Selain itu, sebagaimana yang disebutkan pada Pasal 523 ayat 1, 2, dan 3, sanksi pidana diberikan kepada tiap orang, peserta, pelaksana, maupun tim kampanye yang memberikan uang atau materi lain sebagai imbalan pada pemilih, baik secara langsung maupun tidak langsung.

“Dalam tiga fase, yakni masa kampanye, masa tenang, dan hari pemungutan suara itu, kalau ada yang menjanjikan dan memberikan materi berupa uang atau lainnya, sudah ada ancaman pidananya. Itu harus ditaati dan dipatuhi peserta pemilu. Fase masa kampanye, ancaman pidananya penjara maksimal 2 tahun dan denda paling banyak Rp24 juta. Fase masa tenang, pidana penjara maksimal 4 tahun dan denda paling banyak Rp48 juta. Lalu, fase hari pemungutan suara ialah penjara 3 tahun dan pidana paling banyak Rp36 juta,” ujarnya kepada Kalteng Pos, Senin (12/2).

Bawaslu Kota Palangka Raya telah menemukan beberapa calon legislatif (caleg) yang ingin melakukan pembagian sembako. Namun sebelum hal itu terjadi, pihaknya telah lebih dahulu mencegah. Endrawati mengatakan, terkadang peserta pemilu berdalih bahwa mereka tidak mengetahui peraturan tersebut. Padahal seharusnya memahami peraturan dan ketentuan saat masa kampanye, masa tenang, maupun hari pemungutan suara.

“Praktik politik uang itu kan dilakukan dengan cara pemberian uang atau sembako berupa beras, minyak goreng, dan gula kepada masyarakat dengan tujuan untuk menarik simpati masyarakat agar mereka memberikan suara untuk partai yang bersangkutan. Itu tidak diperbolehkan karena bisa dipidana,” tandasnya.

Di masa tenang ini, Endrawati mengingatkan peserta politik dan partai politik agar tidak melaksanakan kegiatan-kegiatan yang mengarah kepada kampanye maupun menjanjikan atau memberikan imbalan uang atau materi lainnya, baik secara langsung maupun tidak langsung. Sebab, bagi yang memberi akan diancam pidana. Begitu juga terhadap tim pelaksana, tim kampanye, dan peserta pemilu sendiri. Sedangkan pada saat pilkada, sanksi bisa dikenakan bagi pemberi dan penerima.
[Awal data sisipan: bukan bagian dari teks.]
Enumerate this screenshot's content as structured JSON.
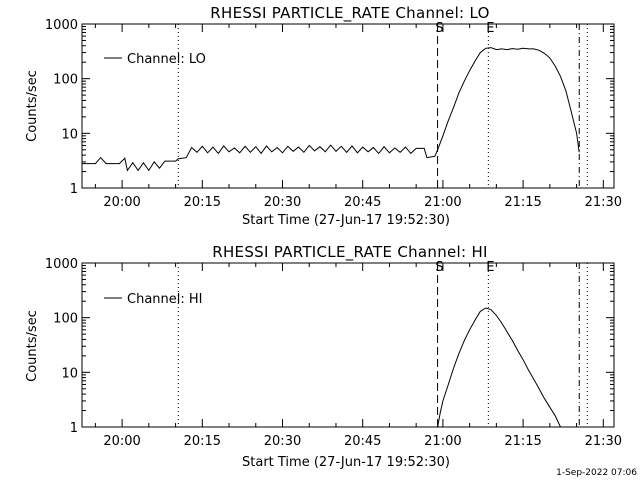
{
  "footer": {
    "timestamp": "1-Sep-2022 07:06"
  },
  "chart_data": [
    {
      "type": "line",
      "title": "RHESSI PARTICLE_RATE Channel: LO",
      "xlabel": "Start Time (27-Jun-17 19:52:30)",
      "ylabel": "Counts/sec",
      "y_scale": "log",
      "ylim": [
        1,
        1000
      ],
      "xlim": [
        "19:52:30",
        "21:32:00"
      ],
      "x_ticks": [
        "20:00",
        "20:15",
        "20:30",
        "20:45",
        "21:00",
        "21:15",
        "21:30"
      ],
      "y_ticks": [
        "1",
        "10",
        "100",
        "1000"
      ],
      "legend": {
        "position": "top-left",
        "entries": [
          "Channel: LO"
        ]
      },
      "markers": [
        {
          "label": "S",
          "time": "20:59:00",
          "style": "dashed"
        },
        {
          "label": "E",
          "time": "21:08:30",
          "style": "dotted"
        },
        {
          "label": "",
          "time": "20:10:30",
          "style": "dotted"
        },
        {
          "label": "",
          "time": "21:25:30",
          "style": "dash-dot"
        },
        {
          "label": "",
          "time": "21:27:00",
          "style": "dotted"
        }
      ],
      "series": [
        {
          "name": "Channel: LO",
          "color": "#000000",
          "points": [
            [
              "19:52:30",
              2.8
            ],
            [
              "19:55:00",
              2.8
            ],
            [
              "19:56:00",
              3.6
            ],
            [
              "19:57:00",
              2.8
            ],
            [
              "19:59:30",
              2.8
            ],
            [
              "20:00:30",
              3.5
            ],
            [
              "20:01:00",
              2.1
            ],
            [
              "20:02:00",
              2.9
            ],
            [
              "20:03:00",
              2.1
            ],
            [
              "20:04:00",
              2.9
            ],
            [
              "20:05:00",
              2.1
            ],
            [
              "20:06:00",
              3.0
            ],
            [
              "20:07:00",
              2.3
            ],
            [
              "20:08:00",
              3.1
            ],
            [
              "20:10:00",
              3.1
            ],
            [
              "20:10:30",
              3.4
            ],
            [
              "20:12:00",
              3.6
            ],
            [
              "20:13:00",
              5.5
            ],
            [
              "20:14:00",
              4.5
            ],
            [
              "20:15:00",
              5.8
            ],
            [
              "20:16:00",
              4.4
            ],
            [
              "20:17:00",
              5.6
            ],
            [
              "20:18:00",
              4.3
            ],
            [
              "20:19:00",
              5.9
            ],
            [
              "20:20:00",
              4.6
            ],
            [
              "20:21:00",
              5.4
            ],
            [
              "20:22:00",
              4.4
            ],
            [
              "20:23:00",
              5.8
            ],
            [
              "20:24:00",
              4.5
            ],
            [
              "20:25:00",
              5.7
            ],
            [
              "20:26:00",
              4.3
            ],
            [
              "20:27:00",
              5.9
            ],
            [
              "20:28:00",
              4.6
            ],
            [
              "20:29:00",
              5.5
            ],
            [
              "20:30:00",
              4.4
            ],
            [
              "20:31:00",
              5.8
            ],
            [
              "20:32:00",
              4.7
            ],
            [
              "20:33:00",
              5.6
            ],
            [
              "20:34:00",
              4.5
            ],
            [
              "20:35:00",
              6.0
            ],
            [
              "20:36:00",
              4.8
            ],
            [
              "20:37:00",
              5.7
            ],
            [
              "20:38:00",
              4.6
            ],
            [
              "20:39:00",
              6.1
            ],
            [
              "20:40:00",
              4.7
            ],
            [
              "20:41:00",
              5.8
            ],
            [
              "20:42:00",
              4.5
            ],
            [
              "20:43:00",
              5.9
            ],
            [
              "20:44:00",
              4.4
            ],
            [
              "20:45:00",
              5.6
            ],
            [
              "20:46:00",
              4.6
            ],
            [
              "20:47:00",
              5.5
            ],
            [
              "20:48:00",
              4.3
            ],
            [
              "20:49:00",
              5.7
            ],
            [
              "20:50:00",
              4.4
            ],
            [
              "20:51:00",
              5.4
            ],
            [
              "20:52:00",
              4.5
            ],
            [
              "20:53:00",
              5.6
            ],
            [
              "20:54:00",
              4.3
            ],
            [
              "20:55:00",
              5.3
            ],
            [
              "20:56:30",
              5.3
            ],
            [
              "20:57:00",
              3.6
            ],
            [
              "20:58:30",
              3.8
            ],
            [
              "20:59:00",
              5.0
            ],
            [
              "21:00:00",
              9
            ],
            [
              "21:01:00",
              17
            ],
            [
              "21:02:00",
              30
            ],
            [
              "21:03:00",
              55
            ],
            [
              "21:04:00",
              90
            ],
            [
              "21:05:00",
              140
            ],
            [
              "21:06:00",
              210
            ],
            [
              "21:07:00",
              300
            ],
            [
              "21:08:00",
              360
            ],
            [
              "21:09:00",
              370
            ],
            [
              "21:10:00",
              340
            ],
            [
              "21:11:00",
              350
            ],
            [
              "21:12:00",
              340
            ],
            [
              "21:13:00",
              355
            ],
            [
              "21:14:00",
              345
            ],
            [
              "21:15:00",
              360
            ],
            [
              "21:16:00",
              350
            ],
            [
              "21:17:00",
              350
            ],
            [
              "21:18:00",
              330
            ],
            [
              "21:19:00",
              290
            ],
            [
              "21:20:00",
              240
            ],
            [
              "21:21:00",
              170
            ],
            [
              "21:22:00",
              110
            ],
            [
              "21:23:00",
              60
            ],
            [
              "21:24:00",
              25
            ],
            [
              "21:25:00",
              10
            ],
            [
              "21:25:30",
              4.5
            ]
          ]
        }
      ]
    },
    {
      "type": "line",
      "title": "RHESSI PARTICLE_RATE Channel: HI",
      "xlabel": "Start Time (27-Jun-17 19:52:30)",
      "ylabel": "Counts/sec",
      "y_scale": "log",
      "ylim": [
        1,
        1000
      ],
      "xlim": [
        "19:52:30",
        "21:32:00"
      ],
      "x_ticks": [
        "20:00",
        "20:15",
        "20:30",
        "20:45",
        "21:00",
        "21:15",
        "21:30"
      ],
      "y_ticks": [
        "1",
        "10",
        "100",
        "1000"
      ],
      "legend": {
        "position": "top-left",
        "entries": [
          "Channel: HI"
        ]
      },
      "markers": [
        {
          "label": "S",
          "time": "20:59:00",
          "style": "dashed"
        },
        {
          "label": "E",
          "time": "21:08:30",
          "style": "dotted"
        },
        {
          "label": "",
          "time": "20:10:30",
          "style": "dotted"
        },
        {
          "label": "",
          "time": "21:25:30",
          "style": "dash-dot"
        },
        {
          "label": "",
          "time": "21:27:00",
          "style": "dotted"
        }
      ],
      "series": [
        {
          "name": "Channel: HI",
          "color": "#000000",
          "points": [
            [
              "20:59:00",
              1.0
            ],
            [
              "20:59:30",
              1.8
            ],
            [
              "21:00:00",
              3
            ],
            [
              "21:01:00",
              6
            ],
            [
              "21:02:00",
              12
            ],
            [
              "21:03:00",
              22
            ],
            [
              "21:04:00",
              38
            ],
            [
              "21:05:00",
              60
            ],
            [
              "21:06:00",
              90
            ],
            [
              "21:07:00",
              130
            ],
            [
              "21:08:00",
              150
            ],
            [
              "21:09:00",
              140
            ],
            [
              "21:10:00",
              110
            ],
            [
              "21:11:00",
              80
            ],
            [
              "21:12:00",
              55
            ],
            [
              "21:13:00",
              38
            ],
            [
              "21:14:00",
              25
            ],
            [
              "21:15:00",
              17
            ],
            [
              "21:16:00",
              11
            ],
            [
              "21:17:00",
              7.5
            ],
            [
              "21:18:00",
              5
            ],
            [
              "21:19:00",
              3.3
            ],
            [
              "21:20:00",
              2.3
            ],
            [
              "21:21:00",
              1.6
            ],
            [
              "21:22:00",
              1.0
            ]
          ]
        }
      ]
    }
  ]
}
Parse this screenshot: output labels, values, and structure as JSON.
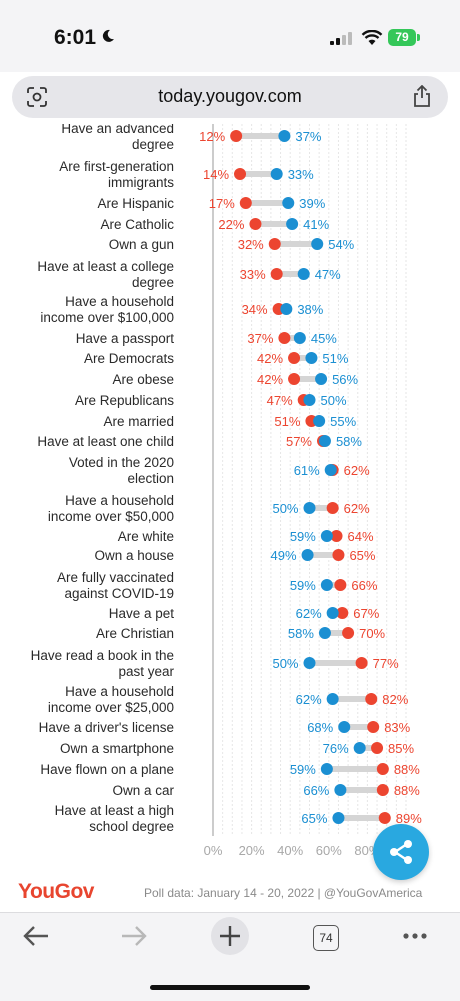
{
  "status": {
    "time": "6:01",
    "battery": "79"
  },
  "browser": {
    "url": "today.yougov.com",
    "tab_count": "74"
  },
  "chart_data": {
    "type": "dumbbell",
    "xlim": [
      0,
      100
    ],
    "xticks": [
      "0%",
      "20%",
      "40%",
      "60%",
      "80%"
    ],
    "xtick_values": [
      0,
      20,
      40,
      60,
      80
    ],
    "grid": true,
    "colors": {
      "red": "#ec4530",
      "blue": "#1b8fd2",
      "connector": "#d5d5d5"
    },
    "rows": [
      {
        "label": [
          "Have an advanced",
          "degree"
        ],
        "red": 12,
        "blue": 37
      },
      {
        "label": [
          "Are first-generation",
          "immigrants"
        ],
        "red": 14,
        "blue": 33
      },
      {
        "label": [
          "Are Hispanic"
        ],
        "red": 17,
        "blue": 39
      },
      {
        "label": [
          "Are Catholic"
        ],
        "red": 22,
        "blue": 41
      },
      {
        "label": [
          "Own a gun"
        ],
        "red": 32,
        "blue": 54
      },
      {
        "label": [
          "Have at least a college",
          "degree"
        ],
        "red": 33,
        "blue": 47
      },
      {
        "label": [
          "Have a household",
          "income over $100,000"
        ],
        "red": 34,
        "blue": 38
      },
      {
        "label": [
          "Have a passport"
        ],
        "red": 37,
        "blue": 45
      },
      {
        "label": [
          "Are Democrats"
        ],
        "red": 42,
        "blue": 51
      },
      {
        "label": [
          "Are obese"
        ],
        "red": 42,
        "blue": 56
      },
      {
        "label": [
          "Are Republicans"
        ],
        "red": 47,
        "blue": 50
      },
      {
        "label": [
          "Are married"
        ],
        "red": 51,
        "blue": 55
      },
      {
        "label": [
          "Have at least one child"
        ],
        "red": 57,
        "blue": 58
      },
      {
        "label": [
          "Voted in the 2020",
          "election"
        ],
        "red": 62,
        "blue": 61
      },
      {
        "label": [
          "Have a household",
          "income over $50,000"
        ],
        "red": 62,
        "blue": 50
      },
      {
        "label": [
          "Are white"
        ],
        "red": 64,
        "blue": 59
      },
      {
        "label": [
          "Own a house"
        ],
        "red": 65,
        "blue": 49
      },
      {
        "label": [
          "Are fully vaccinated",
          "against COVID-19"
        ],
        "red": 66,
        "blue": 59
      },
      {
        "label": [
          "Have a pet"
        ],
        "red": 67,
        "blue": 62
      },
      {
        "label": [
          "Are Christian"
        ],
        "red": 70,
        "blue": 58
      },
      {
        "label": [
          "Have read a book in the",
          "past year"
        ],
        "red": 77,
        "blue": 50
      },
      {
        "label": [
          "Have a household",
          "income over $25,000"
        ],
        "red": 82,
        "blue": 62
      },
      {
        "label": [
          "Have a driver's license"
        ],
        "red": 83,
        "blue": 68
      },
      {
        "label": [
          "Own a smartphone"
        ],
        "red": 85,
        "blue": 76
      },
      {
        "label": [
          "Have flown on a plane"
        ],
        "red": 88,
        "blue": 59
      },
      {
        "label": [
          "Own a car"
        ],
        "red": 88,
        "blue": 66
      },
      {
        "label": [
          "Have at least a high",
          "school degree"
        ],
        "red": 89,
        "blue": 65
      }
    ]
  },
  "footer": {
    "brand": "YouGov",
    "source": "Poll data: January 14 - 20, 2022 | @YouGovAmerica"
  }
}
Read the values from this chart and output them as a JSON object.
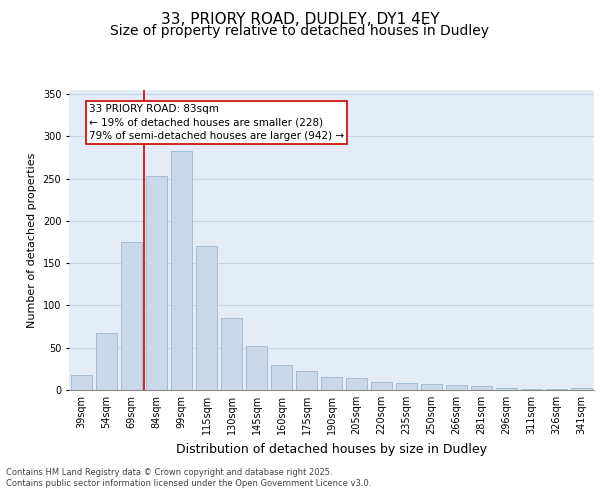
{
  "title_line1": "33, PRIORY ROAD, DUDLEY, DY1 4EY",
  "title_line2": "Size of property relative to detached houses in Dudley",
  "xlabel": "Distribution of detached houses by size in Dudley",
  "ylabel": "Number of detached properties",
  "categories": [
    "39sqm",
    "54sqm",
    "69sqm",
    "84sqm",
    "99sqm",
    "115sqm",
    "130sqm",
    "145sqm",
    "160sqm",
    "175sqm",
    "190sqm",
    "205sqm",
    "220sqm",
    "235sqm",
    "250sqm",
    "266sqm",
    "281sqm",
    "296sqm",
    "311sqm",
    "326sqm",
    "341sqm"
  ],
  "values": [
    18,
    68,
    175,
    253,
    283,
    170,
    85,
    52,
    30,
    22,
    15,
    14,
    10,
    8,
    7,
    6,
    5,
    2,
    1,
    1,
    2
  ],
  "bar_color": "#c9d9ea",
  "bar_edge_color": "#9ab8d0",
  "vline_color": "#cc0000",
  "vline_pos": 2.5,
  "annotation_text": "33 PRIORY ROAD: 83sqm\n← 19% of detached houses are smaller (228)\n79% of semi-detached houses are larger (942) →",
  "annotation_box_edgecolor": "#cc0000",
  "ylim": [
    0,
    355
  ],
  "yticks": [
    0,
    50,
    100,
    150,
    200,
    250,
    300,
    350
  ],
  "grid_color": "#c8d4e8",
  "background_color": "#e4ecf8",
  "footer_text": "Contains HM Land Registry data © Crown copyright and database right 2025.\nContains public sector information licensed under the Open Government Licence v3.0.",
  "title_fontsize": 11,
  "subtitle_fontsize": 10,
  "xlabel_fontsize": 9,
  "ylabel_fontsize": 8,
  "tick_fontsize": 7,
  "annotation_fontsize": 7.5,
  "footer_fontsize": 6
}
“Kami imbau kepada masyarakat untuk tidak segan, malu, atau takut melaporkan tiap dugaan pelanggaran pemilu. Bawaslu membuka posko aduan di kantor Bawaslu Kota Palangka Raya, atau bisa juga melalui media sosial kami. Kami berkomitmen melakukan patroli pengawasan dan sosialisasi untuk mencegah praktik kotor pemilu seperti politik uang,” tegasnya.

Selain itu, segala bentuk kampanye dan penyebaran alat peraga kampanye (APK) dilarang selama masa tenang. Masyarakat juga diajak untuk berpartisipasi aktif dalam mengawasi, menolak, dan melaporkan praktik politik uang, guna memastikan pelaksanaan pemilu yang adil, jujur, demokratis, dan menghasilkan pemimpin berkualitas.

Pada momentum pesta demokrasi tahun ini, Endrawati menyebut ada puluhan tempat pemungutan suara (TPS) di Kota Palangka Raya yang akan mendapat atensi khusus pihaknya. Bawaslu telah menganalisis dan memetakan TPS yang masuk kategori rawan.

Di masa tenang ini, pihaknya telah mengintruksikan petugas untuk melakukan patroli pengawasam pada malam hari ke sejumlah TPS rawan yang yang tersebar di tiga kecamatan, yang berpotensi terjadi tindakan intimidasi, mobilisasi massa, serta penyalahgunaan wewenang.

“Ada lebih dari 40 TPS rawan di Kota Palangka Raya dan tersebar di tiga kecamatan, yaitu Kecamatan Sebangau, Pahandut, dan Jekan Raya. Itu yang menjadi atensi kami,” katanya.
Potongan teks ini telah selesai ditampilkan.